On the emerging model that Jonah writes about, emotions help constitute rationality (help us decide in light of appropriate reasons), and there are many reasons why ‘we’, now conceived as far less in conscious control of our decisions, might prefer immediate reward: in an unstable and unpredictable world it is perfectly rational (there is good reason) for our brains to have evolved to direct us to think in this way.

I fear we are not giving up rational choice theory because of an ingrained association of the grammatical subject ‘we’ with the idea that self-conscious subjects underlie all decision-making. Moreover, understanding often flows from comparison – so it is by saying emotional cognition is irrational in comparison to such subjects that we come to understand how it is differentiated, and thus how it is defined.

But there may be an even deeper reason. Neuroscientists like Chris Frith have argued that the ‘rational’ and wholly self-conscious self is an illusion, albeit a necessary one, that the brain produces (see Matthew Taylor’s talk on ‘neurological reflexivity’). They argue it is far more effective in evolutionary terms to have a subject that conceives of itself as almost always in self-conscious control. What will be the effect of the new model of decision-making and agency the Social Brain is investigating on that conception?
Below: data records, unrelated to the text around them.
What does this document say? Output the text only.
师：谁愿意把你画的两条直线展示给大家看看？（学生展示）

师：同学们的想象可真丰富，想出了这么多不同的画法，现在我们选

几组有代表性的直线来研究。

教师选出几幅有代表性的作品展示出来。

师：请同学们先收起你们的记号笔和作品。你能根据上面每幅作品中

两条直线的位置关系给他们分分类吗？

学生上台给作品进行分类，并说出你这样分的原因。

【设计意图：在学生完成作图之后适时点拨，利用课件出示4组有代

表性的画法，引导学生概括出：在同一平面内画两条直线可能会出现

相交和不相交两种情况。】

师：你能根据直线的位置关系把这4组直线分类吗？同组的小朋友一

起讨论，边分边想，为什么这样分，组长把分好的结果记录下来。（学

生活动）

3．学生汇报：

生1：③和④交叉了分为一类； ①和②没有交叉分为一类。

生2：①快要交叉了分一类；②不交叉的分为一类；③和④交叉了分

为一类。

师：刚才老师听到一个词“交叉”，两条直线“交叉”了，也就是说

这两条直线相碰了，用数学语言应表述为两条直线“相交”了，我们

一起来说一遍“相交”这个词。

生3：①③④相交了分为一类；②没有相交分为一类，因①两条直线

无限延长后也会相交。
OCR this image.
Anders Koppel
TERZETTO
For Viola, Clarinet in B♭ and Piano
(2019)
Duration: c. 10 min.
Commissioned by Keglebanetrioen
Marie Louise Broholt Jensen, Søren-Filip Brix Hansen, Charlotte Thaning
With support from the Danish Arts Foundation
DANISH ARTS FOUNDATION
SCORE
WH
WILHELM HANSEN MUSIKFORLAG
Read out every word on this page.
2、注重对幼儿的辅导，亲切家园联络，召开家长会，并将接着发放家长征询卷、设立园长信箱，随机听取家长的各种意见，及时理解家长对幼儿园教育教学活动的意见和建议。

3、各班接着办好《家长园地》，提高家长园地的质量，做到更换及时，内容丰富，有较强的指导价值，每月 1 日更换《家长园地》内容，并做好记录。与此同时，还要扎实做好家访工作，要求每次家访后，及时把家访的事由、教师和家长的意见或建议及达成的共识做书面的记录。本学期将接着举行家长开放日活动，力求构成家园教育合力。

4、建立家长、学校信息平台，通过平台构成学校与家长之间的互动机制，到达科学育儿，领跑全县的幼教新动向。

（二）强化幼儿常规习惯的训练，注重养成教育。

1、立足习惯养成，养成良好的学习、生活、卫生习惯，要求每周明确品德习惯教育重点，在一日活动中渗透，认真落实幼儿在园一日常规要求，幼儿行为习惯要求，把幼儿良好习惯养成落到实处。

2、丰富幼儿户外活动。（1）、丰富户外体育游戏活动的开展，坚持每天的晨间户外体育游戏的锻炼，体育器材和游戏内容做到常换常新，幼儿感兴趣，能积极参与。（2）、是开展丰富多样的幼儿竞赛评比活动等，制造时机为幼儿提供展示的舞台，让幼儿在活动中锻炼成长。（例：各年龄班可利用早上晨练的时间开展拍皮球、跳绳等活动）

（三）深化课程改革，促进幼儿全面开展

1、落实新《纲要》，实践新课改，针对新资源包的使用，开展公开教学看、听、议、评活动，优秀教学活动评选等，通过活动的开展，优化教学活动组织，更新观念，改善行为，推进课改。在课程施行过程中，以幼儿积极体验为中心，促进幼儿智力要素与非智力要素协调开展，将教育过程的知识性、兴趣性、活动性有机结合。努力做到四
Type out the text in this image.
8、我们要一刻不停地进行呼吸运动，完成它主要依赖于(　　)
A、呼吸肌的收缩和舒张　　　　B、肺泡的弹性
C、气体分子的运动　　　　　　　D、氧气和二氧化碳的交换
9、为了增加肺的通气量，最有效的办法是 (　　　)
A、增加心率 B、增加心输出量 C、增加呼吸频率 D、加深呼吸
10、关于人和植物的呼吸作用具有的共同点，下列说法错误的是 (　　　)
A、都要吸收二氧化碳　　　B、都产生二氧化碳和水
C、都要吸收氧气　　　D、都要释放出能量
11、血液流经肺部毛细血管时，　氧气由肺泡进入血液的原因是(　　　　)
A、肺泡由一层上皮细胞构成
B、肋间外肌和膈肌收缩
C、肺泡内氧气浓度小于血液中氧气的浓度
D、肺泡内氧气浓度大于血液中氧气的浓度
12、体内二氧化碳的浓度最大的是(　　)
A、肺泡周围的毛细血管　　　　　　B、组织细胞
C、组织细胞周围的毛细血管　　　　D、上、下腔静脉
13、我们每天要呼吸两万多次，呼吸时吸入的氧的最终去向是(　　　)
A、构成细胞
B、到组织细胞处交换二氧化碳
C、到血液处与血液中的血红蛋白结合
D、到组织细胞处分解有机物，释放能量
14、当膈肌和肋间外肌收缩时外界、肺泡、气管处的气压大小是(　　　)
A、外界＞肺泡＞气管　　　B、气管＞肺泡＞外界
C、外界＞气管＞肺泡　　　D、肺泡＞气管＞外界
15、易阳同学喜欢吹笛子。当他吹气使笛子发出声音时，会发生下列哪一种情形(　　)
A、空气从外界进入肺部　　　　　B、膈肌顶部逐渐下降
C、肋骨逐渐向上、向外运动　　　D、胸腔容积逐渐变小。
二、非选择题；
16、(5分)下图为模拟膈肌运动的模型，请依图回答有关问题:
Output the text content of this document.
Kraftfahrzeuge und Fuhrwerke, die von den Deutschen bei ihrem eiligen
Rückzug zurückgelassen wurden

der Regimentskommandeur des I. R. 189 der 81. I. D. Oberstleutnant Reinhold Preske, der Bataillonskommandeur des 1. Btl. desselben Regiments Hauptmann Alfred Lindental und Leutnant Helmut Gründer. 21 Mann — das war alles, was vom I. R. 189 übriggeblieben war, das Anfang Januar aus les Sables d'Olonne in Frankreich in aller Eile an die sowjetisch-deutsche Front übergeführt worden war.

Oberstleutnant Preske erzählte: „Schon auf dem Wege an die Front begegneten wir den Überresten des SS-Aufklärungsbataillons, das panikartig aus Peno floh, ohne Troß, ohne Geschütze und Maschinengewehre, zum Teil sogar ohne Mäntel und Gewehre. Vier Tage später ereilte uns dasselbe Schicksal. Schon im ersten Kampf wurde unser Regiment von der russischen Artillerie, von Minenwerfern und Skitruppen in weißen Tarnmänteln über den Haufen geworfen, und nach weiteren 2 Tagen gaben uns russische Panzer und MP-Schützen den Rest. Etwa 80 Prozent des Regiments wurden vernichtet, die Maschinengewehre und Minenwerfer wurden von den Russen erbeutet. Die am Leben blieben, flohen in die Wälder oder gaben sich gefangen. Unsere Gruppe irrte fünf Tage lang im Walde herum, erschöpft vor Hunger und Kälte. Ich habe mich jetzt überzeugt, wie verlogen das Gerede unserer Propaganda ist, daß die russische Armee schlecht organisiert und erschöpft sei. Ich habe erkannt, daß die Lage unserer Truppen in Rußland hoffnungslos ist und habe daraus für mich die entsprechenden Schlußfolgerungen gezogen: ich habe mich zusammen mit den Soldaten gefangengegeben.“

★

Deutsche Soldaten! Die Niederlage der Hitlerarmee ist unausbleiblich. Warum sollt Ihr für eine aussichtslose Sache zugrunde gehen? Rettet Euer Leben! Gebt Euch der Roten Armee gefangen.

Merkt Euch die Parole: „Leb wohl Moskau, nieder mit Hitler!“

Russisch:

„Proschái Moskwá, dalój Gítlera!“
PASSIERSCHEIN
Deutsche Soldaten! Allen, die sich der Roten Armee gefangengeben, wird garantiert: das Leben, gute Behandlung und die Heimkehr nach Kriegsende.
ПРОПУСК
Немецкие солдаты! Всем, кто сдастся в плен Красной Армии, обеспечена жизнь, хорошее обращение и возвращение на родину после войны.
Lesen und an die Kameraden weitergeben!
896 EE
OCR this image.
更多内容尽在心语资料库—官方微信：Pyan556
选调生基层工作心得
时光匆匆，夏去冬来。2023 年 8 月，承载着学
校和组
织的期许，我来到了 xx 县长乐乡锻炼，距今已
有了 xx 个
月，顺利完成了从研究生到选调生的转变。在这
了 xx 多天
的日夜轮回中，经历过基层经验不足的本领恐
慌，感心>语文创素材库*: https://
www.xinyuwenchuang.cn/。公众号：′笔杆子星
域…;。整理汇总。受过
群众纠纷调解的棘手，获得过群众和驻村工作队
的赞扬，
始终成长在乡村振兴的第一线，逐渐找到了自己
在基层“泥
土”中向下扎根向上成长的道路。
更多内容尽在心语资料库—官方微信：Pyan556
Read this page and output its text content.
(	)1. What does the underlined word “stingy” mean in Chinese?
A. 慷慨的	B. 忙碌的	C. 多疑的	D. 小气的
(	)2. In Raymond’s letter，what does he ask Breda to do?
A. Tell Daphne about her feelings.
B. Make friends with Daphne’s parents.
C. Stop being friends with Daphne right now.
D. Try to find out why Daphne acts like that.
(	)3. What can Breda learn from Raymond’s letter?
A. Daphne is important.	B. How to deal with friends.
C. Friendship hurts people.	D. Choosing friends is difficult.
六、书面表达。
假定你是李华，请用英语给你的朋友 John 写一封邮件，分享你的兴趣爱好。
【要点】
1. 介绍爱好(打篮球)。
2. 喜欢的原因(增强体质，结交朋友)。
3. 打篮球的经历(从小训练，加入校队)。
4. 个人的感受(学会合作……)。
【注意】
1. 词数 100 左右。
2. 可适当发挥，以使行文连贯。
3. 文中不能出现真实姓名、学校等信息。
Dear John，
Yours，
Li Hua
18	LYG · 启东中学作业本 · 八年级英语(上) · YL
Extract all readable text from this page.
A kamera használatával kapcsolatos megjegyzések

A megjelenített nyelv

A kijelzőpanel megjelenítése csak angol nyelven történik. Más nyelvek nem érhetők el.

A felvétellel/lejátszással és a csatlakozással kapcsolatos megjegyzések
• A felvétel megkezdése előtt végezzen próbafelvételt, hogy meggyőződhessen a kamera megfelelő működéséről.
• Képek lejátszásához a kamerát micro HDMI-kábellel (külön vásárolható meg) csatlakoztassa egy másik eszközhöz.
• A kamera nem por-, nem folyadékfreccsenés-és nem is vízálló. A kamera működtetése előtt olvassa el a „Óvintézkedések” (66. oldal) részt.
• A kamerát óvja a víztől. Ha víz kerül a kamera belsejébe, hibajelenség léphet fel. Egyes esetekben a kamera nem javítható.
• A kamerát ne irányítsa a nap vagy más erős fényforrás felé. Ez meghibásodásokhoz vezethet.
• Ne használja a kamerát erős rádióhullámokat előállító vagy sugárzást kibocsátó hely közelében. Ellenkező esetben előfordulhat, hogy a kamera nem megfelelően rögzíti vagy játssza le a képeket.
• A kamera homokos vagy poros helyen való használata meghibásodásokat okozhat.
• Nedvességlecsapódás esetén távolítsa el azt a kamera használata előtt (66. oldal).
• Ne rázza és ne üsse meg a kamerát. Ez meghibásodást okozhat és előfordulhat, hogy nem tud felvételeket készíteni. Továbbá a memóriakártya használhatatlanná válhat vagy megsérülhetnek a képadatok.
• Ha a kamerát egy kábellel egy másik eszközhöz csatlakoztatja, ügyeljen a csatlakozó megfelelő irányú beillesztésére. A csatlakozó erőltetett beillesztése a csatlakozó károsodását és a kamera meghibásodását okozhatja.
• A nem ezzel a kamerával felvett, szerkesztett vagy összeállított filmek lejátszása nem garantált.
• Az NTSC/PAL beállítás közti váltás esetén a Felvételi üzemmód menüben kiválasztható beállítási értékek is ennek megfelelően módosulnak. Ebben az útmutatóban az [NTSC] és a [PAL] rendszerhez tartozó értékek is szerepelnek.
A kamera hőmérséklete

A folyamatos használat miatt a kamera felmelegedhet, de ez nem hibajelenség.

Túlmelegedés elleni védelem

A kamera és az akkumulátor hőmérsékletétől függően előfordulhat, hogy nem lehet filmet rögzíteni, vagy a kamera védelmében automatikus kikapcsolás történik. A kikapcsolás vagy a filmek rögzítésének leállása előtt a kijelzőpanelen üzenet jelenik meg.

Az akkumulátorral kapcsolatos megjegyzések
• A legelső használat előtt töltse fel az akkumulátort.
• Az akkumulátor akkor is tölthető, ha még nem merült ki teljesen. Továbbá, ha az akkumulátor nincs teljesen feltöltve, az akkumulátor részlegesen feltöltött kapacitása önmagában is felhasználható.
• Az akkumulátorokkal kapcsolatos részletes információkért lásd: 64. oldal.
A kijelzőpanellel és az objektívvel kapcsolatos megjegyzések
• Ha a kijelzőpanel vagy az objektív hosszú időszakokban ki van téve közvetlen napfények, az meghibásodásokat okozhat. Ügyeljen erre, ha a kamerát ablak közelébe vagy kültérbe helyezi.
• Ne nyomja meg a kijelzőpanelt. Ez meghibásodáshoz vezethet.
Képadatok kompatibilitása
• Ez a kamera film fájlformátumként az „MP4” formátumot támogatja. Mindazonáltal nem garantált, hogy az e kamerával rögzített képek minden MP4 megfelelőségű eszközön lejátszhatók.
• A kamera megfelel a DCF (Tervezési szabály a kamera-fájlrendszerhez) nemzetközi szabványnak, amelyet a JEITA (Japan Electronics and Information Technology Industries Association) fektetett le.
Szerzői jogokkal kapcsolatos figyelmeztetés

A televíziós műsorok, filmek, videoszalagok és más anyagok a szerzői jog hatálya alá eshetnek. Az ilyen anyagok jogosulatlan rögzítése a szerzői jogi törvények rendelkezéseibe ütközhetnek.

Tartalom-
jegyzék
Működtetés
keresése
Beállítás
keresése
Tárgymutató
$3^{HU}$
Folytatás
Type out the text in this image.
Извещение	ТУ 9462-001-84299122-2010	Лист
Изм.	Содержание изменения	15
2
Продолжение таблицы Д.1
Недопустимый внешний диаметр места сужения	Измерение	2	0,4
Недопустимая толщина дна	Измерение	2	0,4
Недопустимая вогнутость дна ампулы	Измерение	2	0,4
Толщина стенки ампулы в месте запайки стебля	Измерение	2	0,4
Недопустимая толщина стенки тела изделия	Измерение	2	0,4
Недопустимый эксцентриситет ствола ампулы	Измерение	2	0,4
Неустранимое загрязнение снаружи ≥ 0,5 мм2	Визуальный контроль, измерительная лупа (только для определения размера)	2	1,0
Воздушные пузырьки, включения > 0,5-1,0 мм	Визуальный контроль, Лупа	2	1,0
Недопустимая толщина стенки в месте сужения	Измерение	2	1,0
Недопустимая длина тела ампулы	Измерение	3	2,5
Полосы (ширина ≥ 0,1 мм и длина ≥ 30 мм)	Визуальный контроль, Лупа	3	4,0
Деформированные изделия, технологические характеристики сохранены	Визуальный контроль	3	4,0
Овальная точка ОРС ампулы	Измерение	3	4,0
My guess is it will not be dislodged completely but modified: we will recognise that we are not the selves of rational choice theory, but rather the selves our brain produces through a complex of different cognitive processes. As Jonah argues, we should trust our emotions because they in large part constitute us as authors of our decisions (remembering that the meaning of ‘we’ has changed). But we - meaning the other elements of our selves, the more reflexive self-conscious elements - can still work with the more unconscious elements in order to shape our lives.
The big difference will be in how we think about this shaping process. It is a misstep to think of it as happening outside of emotion - of the rational part of the brain as separated from the emotional part in self-conscious reflection and awareness. I think the right way to think about it is this: we learn when to recognise where we are going wrong and stop and think about what we are doing. But we learn to do that through practice and habit, and what alerts us to the mistakes are emotions - we get the feeling we should stop and think about a particular decision.

And now I'll stop. One problem with this post has been finding the language to write it in!